Asimov was afraid of flying, doing so only twice: once in the course of his work at the Naval Air Experimental Station and once returning home from Oʻahu in 1946. Consequently, he seldom traveled great distances. This phobia influenced several of his fiction works, such as the Wendell Urth mystery stories and the Robot novels featuring Elijah Baley. In his later years, Asimov found enjoyment traveling on cruise ships, beginning in 1972 when he viewed the Apollo 17 launch from a cruise ship. On several cruises, he was part of the entertainment program, giving science-themed talks aboard ships such as the Queen Elizabeth 2. He sailed to England in June 1974 on the SS France (1960) for a trip mostly devoted to lectures in London and Birmingham, though he also found time to visit Stonehenge and Shakespeare's birthplace.

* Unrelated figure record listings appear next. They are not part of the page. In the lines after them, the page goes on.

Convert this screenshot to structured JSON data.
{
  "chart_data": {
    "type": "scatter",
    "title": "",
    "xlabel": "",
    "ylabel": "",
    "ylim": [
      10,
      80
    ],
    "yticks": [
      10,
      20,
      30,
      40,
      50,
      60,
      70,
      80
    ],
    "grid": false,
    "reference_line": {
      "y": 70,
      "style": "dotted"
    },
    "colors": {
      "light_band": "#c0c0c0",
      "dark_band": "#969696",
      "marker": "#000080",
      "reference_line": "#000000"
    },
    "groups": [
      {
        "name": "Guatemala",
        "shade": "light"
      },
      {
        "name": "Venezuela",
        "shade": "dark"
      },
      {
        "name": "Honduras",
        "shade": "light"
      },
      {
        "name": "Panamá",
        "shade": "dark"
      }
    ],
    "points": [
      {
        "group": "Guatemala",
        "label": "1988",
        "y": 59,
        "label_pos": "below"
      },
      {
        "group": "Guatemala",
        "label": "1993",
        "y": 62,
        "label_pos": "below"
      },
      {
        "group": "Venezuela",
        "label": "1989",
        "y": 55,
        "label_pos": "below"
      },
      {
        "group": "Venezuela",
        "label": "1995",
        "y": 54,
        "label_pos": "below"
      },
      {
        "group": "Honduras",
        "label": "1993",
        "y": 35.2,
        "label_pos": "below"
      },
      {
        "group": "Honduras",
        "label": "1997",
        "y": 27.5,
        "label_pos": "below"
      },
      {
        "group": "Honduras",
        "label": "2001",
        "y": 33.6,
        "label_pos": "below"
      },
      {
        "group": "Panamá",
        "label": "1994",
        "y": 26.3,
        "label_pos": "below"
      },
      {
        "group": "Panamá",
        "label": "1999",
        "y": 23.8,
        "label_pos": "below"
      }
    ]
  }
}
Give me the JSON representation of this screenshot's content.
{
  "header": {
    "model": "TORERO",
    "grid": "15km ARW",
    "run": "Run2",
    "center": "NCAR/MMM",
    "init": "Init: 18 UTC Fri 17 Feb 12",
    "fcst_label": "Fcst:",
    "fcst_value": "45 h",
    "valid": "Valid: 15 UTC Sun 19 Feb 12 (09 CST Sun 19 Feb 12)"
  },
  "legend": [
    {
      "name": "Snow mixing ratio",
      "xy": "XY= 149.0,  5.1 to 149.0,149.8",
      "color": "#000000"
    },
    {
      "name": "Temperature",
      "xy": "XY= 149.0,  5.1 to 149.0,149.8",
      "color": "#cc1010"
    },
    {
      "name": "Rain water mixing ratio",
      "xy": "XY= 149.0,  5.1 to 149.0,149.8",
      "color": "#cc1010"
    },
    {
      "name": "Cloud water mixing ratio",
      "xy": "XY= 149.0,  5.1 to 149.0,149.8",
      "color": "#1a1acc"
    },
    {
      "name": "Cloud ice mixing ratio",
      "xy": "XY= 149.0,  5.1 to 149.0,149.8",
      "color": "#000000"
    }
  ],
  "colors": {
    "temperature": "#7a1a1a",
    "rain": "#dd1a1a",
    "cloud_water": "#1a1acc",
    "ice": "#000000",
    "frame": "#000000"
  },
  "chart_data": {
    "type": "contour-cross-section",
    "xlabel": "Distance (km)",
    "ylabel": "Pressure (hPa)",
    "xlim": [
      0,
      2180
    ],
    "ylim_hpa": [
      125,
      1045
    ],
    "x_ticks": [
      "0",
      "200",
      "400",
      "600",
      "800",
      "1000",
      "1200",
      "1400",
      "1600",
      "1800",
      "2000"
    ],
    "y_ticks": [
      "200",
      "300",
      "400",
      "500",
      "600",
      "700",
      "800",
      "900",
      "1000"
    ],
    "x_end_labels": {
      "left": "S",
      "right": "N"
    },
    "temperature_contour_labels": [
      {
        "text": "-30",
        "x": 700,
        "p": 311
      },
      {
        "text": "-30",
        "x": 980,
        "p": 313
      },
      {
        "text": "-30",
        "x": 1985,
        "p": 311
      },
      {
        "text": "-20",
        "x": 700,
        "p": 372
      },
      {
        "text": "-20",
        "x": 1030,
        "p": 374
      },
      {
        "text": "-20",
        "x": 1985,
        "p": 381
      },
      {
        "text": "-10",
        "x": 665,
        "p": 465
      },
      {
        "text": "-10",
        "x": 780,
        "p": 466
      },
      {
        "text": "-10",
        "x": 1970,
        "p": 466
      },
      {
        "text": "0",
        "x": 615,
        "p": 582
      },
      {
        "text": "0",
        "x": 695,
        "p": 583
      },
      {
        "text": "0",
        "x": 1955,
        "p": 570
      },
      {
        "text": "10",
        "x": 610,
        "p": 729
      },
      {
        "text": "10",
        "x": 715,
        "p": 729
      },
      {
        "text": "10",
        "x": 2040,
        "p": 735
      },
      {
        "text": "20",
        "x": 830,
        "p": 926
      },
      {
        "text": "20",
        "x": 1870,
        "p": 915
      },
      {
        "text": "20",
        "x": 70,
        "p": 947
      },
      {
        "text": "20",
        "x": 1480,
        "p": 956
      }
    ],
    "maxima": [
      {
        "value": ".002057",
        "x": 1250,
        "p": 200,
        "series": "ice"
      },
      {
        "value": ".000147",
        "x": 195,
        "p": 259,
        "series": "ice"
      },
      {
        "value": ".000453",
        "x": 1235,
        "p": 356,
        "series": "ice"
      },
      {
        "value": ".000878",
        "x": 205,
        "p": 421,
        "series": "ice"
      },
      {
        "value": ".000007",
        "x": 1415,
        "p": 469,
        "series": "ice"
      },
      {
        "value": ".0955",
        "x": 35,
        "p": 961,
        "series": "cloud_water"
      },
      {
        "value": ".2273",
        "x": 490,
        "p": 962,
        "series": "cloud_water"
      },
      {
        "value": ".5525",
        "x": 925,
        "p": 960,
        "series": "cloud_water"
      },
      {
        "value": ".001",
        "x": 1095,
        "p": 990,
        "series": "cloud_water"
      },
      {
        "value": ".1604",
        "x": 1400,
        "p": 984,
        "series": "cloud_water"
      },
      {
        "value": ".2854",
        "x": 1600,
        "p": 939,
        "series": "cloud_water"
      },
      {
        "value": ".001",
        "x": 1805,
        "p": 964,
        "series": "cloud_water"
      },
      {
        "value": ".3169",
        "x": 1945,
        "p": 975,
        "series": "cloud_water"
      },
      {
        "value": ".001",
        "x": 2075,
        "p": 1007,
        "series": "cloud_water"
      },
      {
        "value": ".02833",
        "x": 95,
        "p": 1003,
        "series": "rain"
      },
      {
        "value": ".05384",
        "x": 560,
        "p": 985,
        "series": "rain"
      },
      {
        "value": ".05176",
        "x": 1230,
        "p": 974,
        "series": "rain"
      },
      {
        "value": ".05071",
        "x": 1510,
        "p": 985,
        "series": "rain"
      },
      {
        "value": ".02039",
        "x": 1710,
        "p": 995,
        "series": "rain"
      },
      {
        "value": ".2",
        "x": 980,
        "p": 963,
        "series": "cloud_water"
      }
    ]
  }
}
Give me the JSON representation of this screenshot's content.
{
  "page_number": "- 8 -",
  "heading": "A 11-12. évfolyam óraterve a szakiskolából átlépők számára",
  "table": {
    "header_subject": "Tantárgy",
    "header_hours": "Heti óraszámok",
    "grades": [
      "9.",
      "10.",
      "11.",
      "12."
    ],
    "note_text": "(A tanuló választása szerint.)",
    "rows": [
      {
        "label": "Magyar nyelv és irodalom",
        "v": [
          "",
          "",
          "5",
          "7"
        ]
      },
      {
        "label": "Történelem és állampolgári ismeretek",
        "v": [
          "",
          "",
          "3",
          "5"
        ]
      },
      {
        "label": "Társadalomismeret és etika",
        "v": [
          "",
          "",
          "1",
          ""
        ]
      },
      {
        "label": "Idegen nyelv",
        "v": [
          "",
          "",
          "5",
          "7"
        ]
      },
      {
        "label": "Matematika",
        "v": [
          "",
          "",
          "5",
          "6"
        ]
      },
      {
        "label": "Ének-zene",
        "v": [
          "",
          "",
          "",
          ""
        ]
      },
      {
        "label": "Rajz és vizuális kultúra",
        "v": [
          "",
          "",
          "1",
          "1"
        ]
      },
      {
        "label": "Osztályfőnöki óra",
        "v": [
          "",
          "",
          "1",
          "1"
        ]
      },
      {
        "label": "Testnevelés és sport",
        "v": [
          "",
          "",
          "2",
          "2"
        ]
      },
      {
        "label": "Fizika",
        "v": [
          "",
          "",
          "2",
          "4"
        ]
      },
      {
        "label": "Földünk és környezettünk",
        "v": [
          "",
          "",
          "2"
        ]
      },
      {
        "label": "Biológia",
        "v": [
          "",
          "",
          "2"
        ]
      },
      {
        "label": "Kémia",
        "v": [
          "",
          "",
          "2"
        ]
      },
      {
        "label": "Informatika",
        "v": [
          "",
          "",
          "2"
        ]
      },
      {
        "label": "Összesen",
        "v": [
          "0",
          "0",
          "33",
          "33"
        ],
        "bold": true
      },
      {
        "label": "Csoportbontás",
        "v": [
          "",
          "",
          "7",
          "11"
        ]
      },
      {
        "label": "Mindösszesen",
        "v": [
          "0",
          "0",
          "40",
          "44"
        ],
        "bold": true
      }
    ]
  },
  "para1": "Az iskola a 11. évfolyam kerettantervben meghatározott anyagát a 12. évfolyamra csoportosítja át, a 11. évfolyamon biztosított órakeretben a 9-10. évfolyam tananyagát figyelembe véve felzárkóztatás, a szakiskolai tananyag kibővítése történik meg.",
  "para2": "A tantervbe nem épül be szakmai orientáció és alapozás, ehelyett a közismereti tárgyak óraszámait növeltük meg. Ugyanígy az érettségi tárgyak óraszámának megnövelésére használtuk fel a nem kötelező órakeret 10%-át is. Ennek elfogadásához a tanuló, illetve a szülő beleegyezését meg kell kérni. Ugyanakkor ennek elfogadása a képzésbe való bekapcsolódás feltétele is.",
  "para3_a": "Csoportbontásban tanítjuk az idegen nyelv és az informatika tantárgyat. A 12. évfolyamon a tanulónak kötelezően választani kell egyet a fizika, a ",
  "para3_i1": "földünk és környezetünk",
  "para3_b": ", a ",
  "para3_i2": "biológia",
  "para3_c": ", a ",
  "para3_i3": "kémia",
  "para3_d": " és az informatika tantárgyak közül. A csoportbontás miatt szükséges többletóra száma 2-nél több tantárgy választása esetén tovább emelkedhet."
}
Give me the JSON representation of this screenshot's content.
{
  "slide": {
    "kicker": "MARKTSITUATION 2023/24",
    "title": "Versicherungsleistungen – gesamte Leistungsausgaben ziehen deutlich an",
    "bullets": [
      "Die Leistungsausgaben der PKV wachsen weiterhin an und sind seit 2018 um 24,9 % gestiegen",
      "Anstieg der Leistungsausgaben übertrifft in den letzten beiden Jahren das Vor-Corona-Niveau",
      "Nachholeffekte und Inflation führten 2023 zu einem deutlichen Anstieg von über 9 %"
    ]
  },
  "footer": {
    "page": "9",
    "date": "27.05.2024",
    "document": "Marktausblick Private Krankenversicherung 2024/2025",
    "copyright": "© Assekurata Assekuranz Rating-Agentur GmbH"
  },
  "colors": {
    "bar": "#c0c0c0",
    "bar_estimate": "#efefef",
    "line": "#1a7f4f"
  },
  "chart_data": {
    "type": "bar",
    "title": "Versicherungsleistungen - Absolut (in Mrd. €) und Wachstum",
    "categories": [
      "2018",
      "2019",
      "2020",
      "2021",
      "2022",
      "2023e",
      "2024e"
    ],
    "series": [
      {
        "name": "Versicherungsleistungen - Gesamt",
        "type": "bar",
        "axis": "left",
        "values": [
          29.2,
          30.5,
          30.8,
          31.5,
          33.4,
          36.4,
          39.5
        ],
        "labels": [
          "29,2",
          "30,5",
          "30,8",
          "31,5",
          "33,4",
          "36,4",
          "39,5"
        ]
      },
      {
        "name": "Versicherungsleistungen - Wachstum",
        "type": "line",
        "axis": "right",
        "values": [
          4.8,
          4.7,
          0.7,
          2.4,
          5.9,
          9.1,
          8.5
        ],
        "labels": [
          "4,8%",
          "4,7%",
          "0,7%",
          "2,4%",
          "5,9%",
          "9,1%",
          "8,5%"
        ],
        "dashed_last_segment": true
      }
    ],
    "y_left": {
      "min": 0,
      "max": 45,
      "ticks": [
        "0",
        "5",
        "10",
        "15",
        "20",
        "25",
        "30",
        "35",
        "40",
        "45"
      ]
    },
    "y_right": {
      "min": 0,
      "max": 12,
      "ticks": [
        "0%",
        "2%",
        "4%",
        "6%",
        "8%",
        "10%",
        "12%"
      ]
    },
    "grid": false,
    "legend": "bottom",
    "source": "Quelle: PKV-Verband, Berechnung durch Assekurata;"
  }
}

Asimov believed his most enduring contributions would be his "Three Laws of Robotics" and the Foundation series. The Oxford English Dictionary credits his science fiction for introducing into the English language the words "robotics", "positronic" (an entirely fictional technology), and "psychohistory" (which is also used for a different study on historical motivations). Asimov coined the term "robotics" without suspecting that it might be an original word; at the time, he believed it was simply the natural analogue of words such as mechanics and hydraulics, but for robots. Unlike his word "psychohistory", the word "robotics" continues in mainstream technical use with Asimov's original definition. Star Trek: The Next Generation featured androids with "positronic brains" and the first-season episode "Datalore" called the positronic brain "Asimov's dream".